We have incorporated it into the entomological collection of the Mosqutio Control service of the Baix Llobregat County Council. In the observation map [of the Mosquito Alert platform] you can see the original photo of the mosquito found in Galicia.

There are studies that say that this species may also be able to transmit diseases such as Zika, Dengue and Chikungunya. Is this something to worry about?
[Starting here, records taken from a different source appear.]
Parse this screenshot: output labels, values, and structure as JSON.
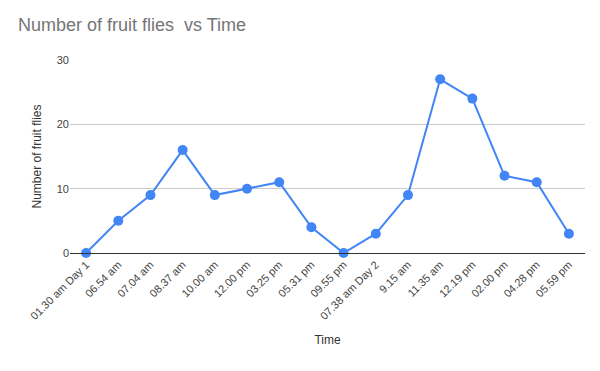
{
  "chart_data": {
    "type": "line",
    "title": "Number of fruit flies  vs Time",
    "x_label": "Time",
    "y_label": "Number of fruit flies",
    "categories": [
      "01.30 am Day 1",
      "06.54 am",
      "07.04 am",
      "08.37 am",
      "10.00 am",
      "12.00 pm",
      "03.25 pm",
      "05.31 pm",
      "09.55 pm",
      "07.38 am Day 2",
      "9.15 am",
      "11.35 am",
      "12.19 pm",
      "02.00 pm",
      "04.28 pm",
      "05.59 pm"
    ],
    "values": [
      0,
      5,
      9,
      16,
      9,
      10,
      11,
      4,
      0,
      3,
      9,
      27,
      24,
      12,
      11,
      3
    ],
    "color": "#4285f4",
    "marker": "circle",
    "ylim": [
      0,
      30
    ],
    "yticks": [
      0,
      10,
      20,
      30
    ],
    "grid": true
  }
}
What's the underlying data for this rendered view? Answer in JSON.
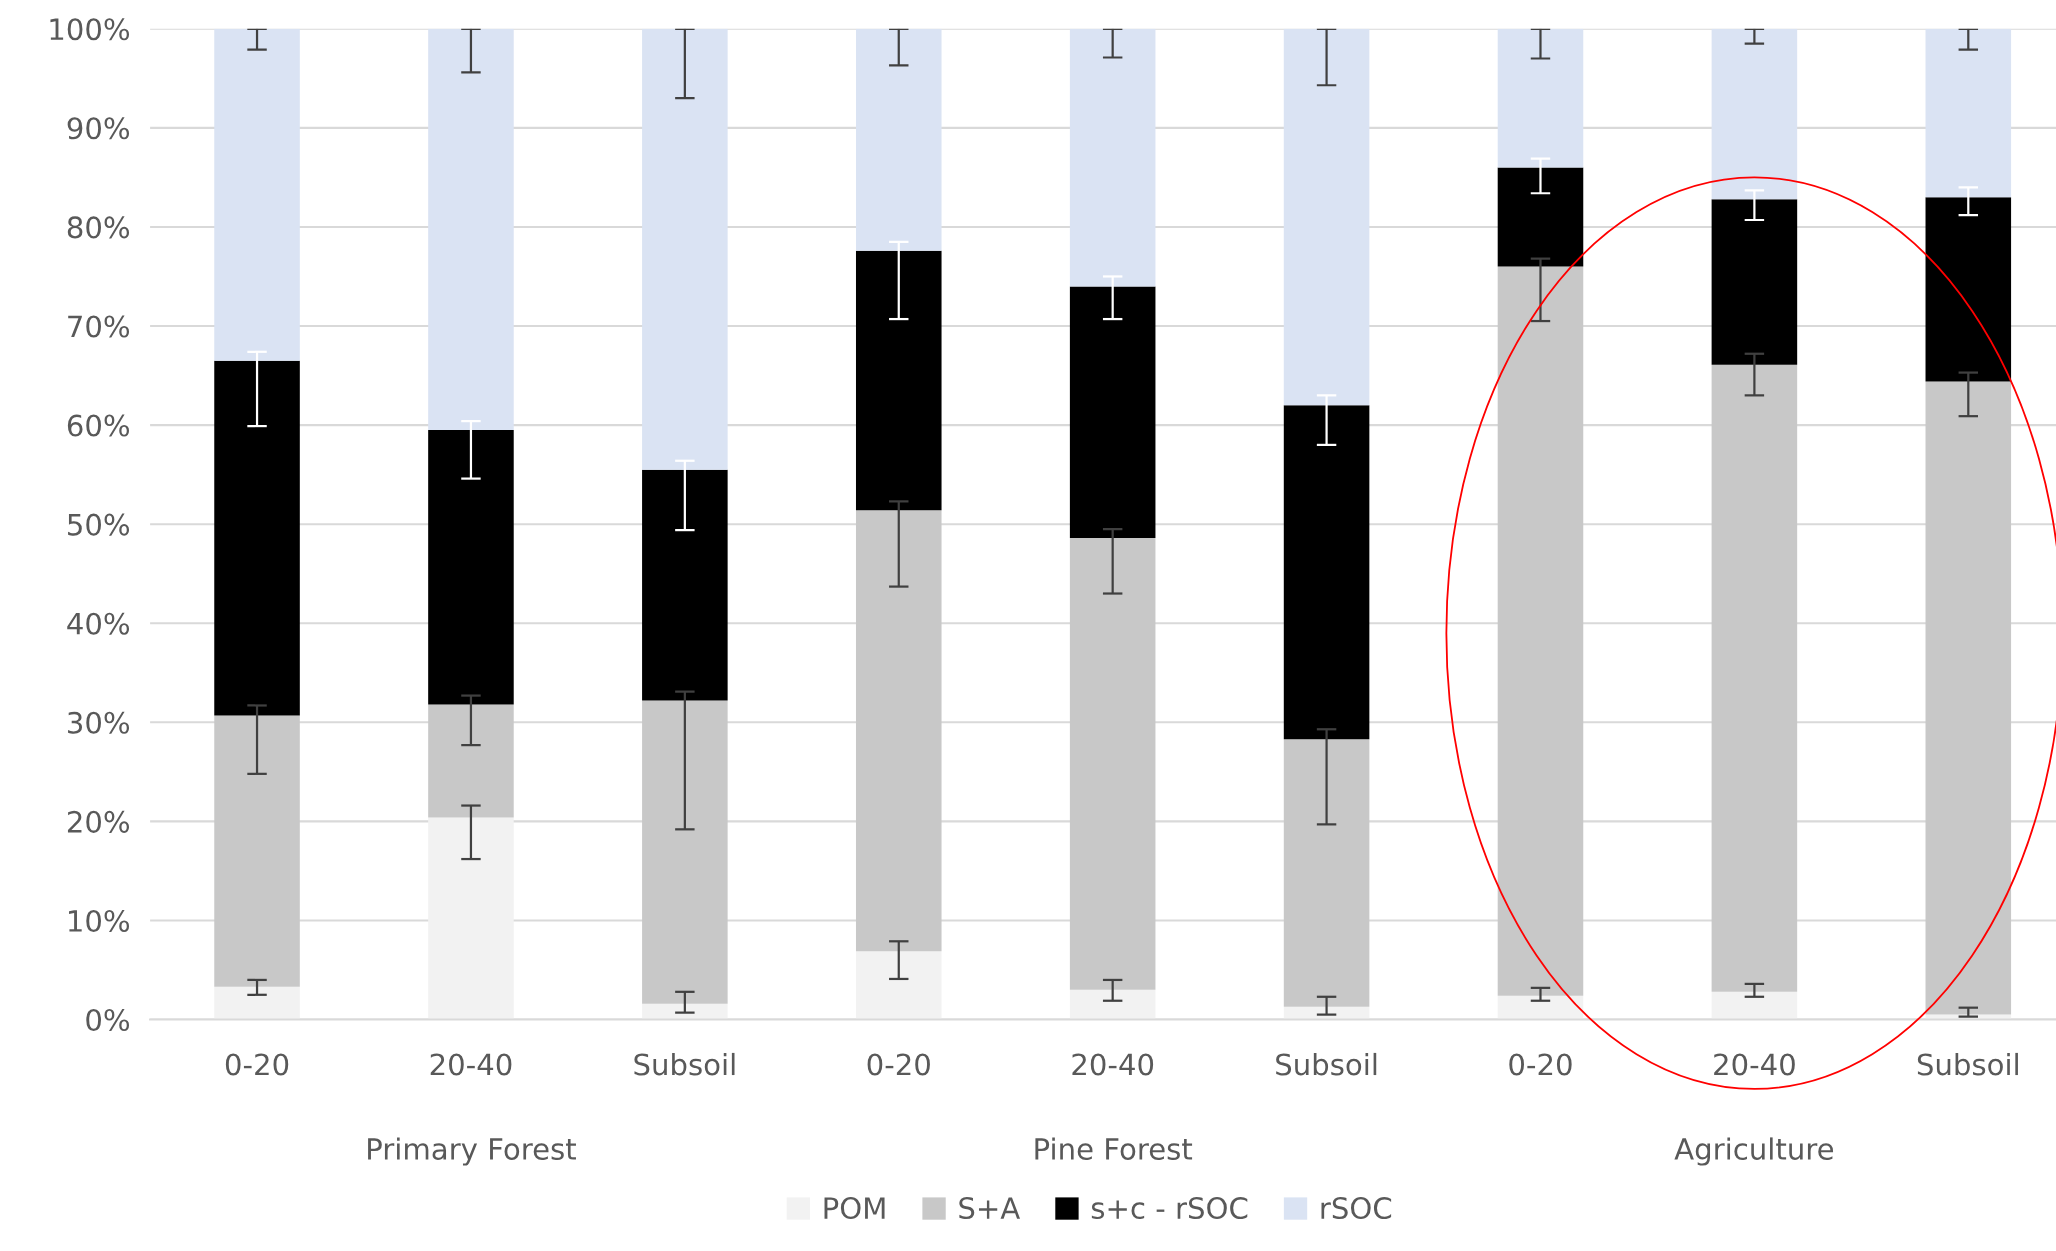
{
  "chart_data": {
    "type": "bar",
    "stacked": true,
    "categories": [
      "0-20",
      "20-40",
      "Subsoil",
      "0-20",
      "20-40",
      "Subsoil",
      "0-20",
      "20-40",
      "Subsoil"
    ],
    "series": [
      {
        "name": "POM",
        "color": "#f2f2f2",
        "values": [
          3.3,
          20.4,
          1.6,
          6.9,
          3.0,
          1.3,
          2.4,
          2.8,
          0.5
        ],
        "errors": [
          [
            2.5,
            4.0
          ],
          [
            16.2,
            21.6
          ],
          [
            0.7,
            2.8
          ],
          [
            4.1,
            7.9
          ],
          [
            1.9,
            4.0
          ],
          [
            0.5,
            2.3
          ],
          [
            1.9,
            3.2
          ],
          [
            2.3,
            3.6
          ],
          [
            0.3,
            1.2
          ]
        ]
      },
      {
        "name": "S+A",
        "color": "#c8c8c8",
        "values": [
          27.4,
          11.4,
          30.6,
          44.5,
          45.6,
          27.0,
          73.6,
          63.3,
          63.9
        ],
        "errors": [
          [
            24.8,
            31.7
          ],
          [
            27.7,
            32.7
          ],
          [
            19.2,
            33.1
          ],
          [
            43.7,
            52.3
          ],
          [
            43.0,
            49.5
          ],
          [
            19.7,
            29.3
          ],
          [
            70.5,
            76.8
          ],
          [
            63.0,
            67.2
          ],
          [
            60.9,
            65.3
          ]
        ]
      },
      {
        "name": "s+c - rSOC",
        "color": "#000000",
        "values": [
          35.8,
          27.7,
          23.3,
          26.2,
          25.4,
          33.7,
          10.0,
          16.7,
          18.6
        ],
        "errors": [
          [
            59.9,
            67.4
          ],
          [
            54.6,
            60.4
          ],
          [
            49.4,
            56.4
          ],
          [
            70.7,
            78.5
          ],
          [
            70.7,
            75.0
          ],
          [
            58.0,
            63.0
          ],
          [
            83.4,
            86.9
          ],
          [
            80.7,
            83.7
          ],
          [
            81.2,
            84.0
          ]
        ]
      },
      {
        "name": "rSOC",
        "color": "#dae3f3",
        "values": [
          33.5,
          40.5,
          44.5,
          22.4,
          26.0,
          38.0,
          14.0,
          17.2,
          17.0
        ],
        "errors": [
          [
            97.9,
            100
          ],
          [
            95.6,
            100
          ],
          [
            93.0,
            100
          ],
          [
            96.3,
            100
          ],
          [
            97.1,
            100
          ],
          [
            94.3,
            100
          ],
          [
            97.0,
            100
          ],
          [
            98.5,
            100
          ],
          [
            97.9,
            100
          ]
        ]
      }
    ],
    "ylim": [
      0,
      100
    ],
    "yticks": [
      {
        "value": 0,
        "label": "0%"
      },
      {
        "value": 10,
        "label": "10%"
      },
      {
        "value": 20,
        "label": "20%"
      },
      {
        "value": 30,
        "label": "30%"
      },
      {
        "value": 40,
        "label": "40%"
      },
      {
        "value": 50,
        "label": "50%"
      },
      {
        "value": 60,
        "label": "60%"
      },
      {
        "value": 70,
        "label": "70%"
      },
      {
        "value": 80,
        "label": "80%"
      },
      {
        "value": 90,
        "label": "90%"
      },
      {
        "value": 100,
        "label": "100%"
      }
    ],
    "annotations": [
      "Primary Forest",
      "Pine Forest",
      "Agriculture"
    ],
    "grid": "y",
    "legend": "bottom"
  }
}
It is true that in Africa the mosqutio has been associateed with some outbreaks of yellow fever, and in the laboratory it has been shown to have the capacity for transmitting this and other diseases. However, the real risk depends on other things such as the abundance of the mosquitos, the frequency of contact with people, and the presence of infected individuals. It is not a species which is found indoors since it does not seem to have adapted to breed in containers in urban areas like the tiger mosquito. Normally we don’t find Aedes vittatus very often, and when we do it is during short periods of the year in forested areas, so contact with people is limited. In this sense it is very different from the tiger mosquito and yellow fever mosqutio, which tend to be very abundant and living near large concentrations of people during the warmest times of the year. For these reasons it is not worth worrying too much about Aedes vittatus.

Some recent studies consider citizen science to be a great ally for the study of biodiversity. Do you think that it can also improve knowledge about the biodiversity of mosquitos?

Yes, obviously it can. Citizen science has a high potential since it it allows such specific tools as this one to be very useful, combining a community of motivated volunteers with a team of highly qualified entomologists. Our platform is geared towards detecting two specific mosquito species, but this case has shown that we also have the capacity to detect rare species. In fact, there are other citizen science projects studying mosqutio diversity, for example the german platform MuckenAtlas. However, that project requires the volunteers to physically send the found mosquitos in order to identify them in the laboratory. Our case has been quite relevant because we have detected a rare species based on only a photograph, something that requires a lot of experience.


Roger Eritja, Marga Rubido-Bará, Sarah Delacour-Estrella, Mikel Bengoa, Ignacio Ruiz-Arrondo, & Comunidad Mosquito Alert (2018). Ciencia ciudadana y biodiversidad: primera cita de Aedes (Fredwardsius) vittatus (Bigot, 1861) (Diptera: Culicidae) en Galicia, mediante el proyecto Mosquito Alert. Anales de Biología, 40: 41-45.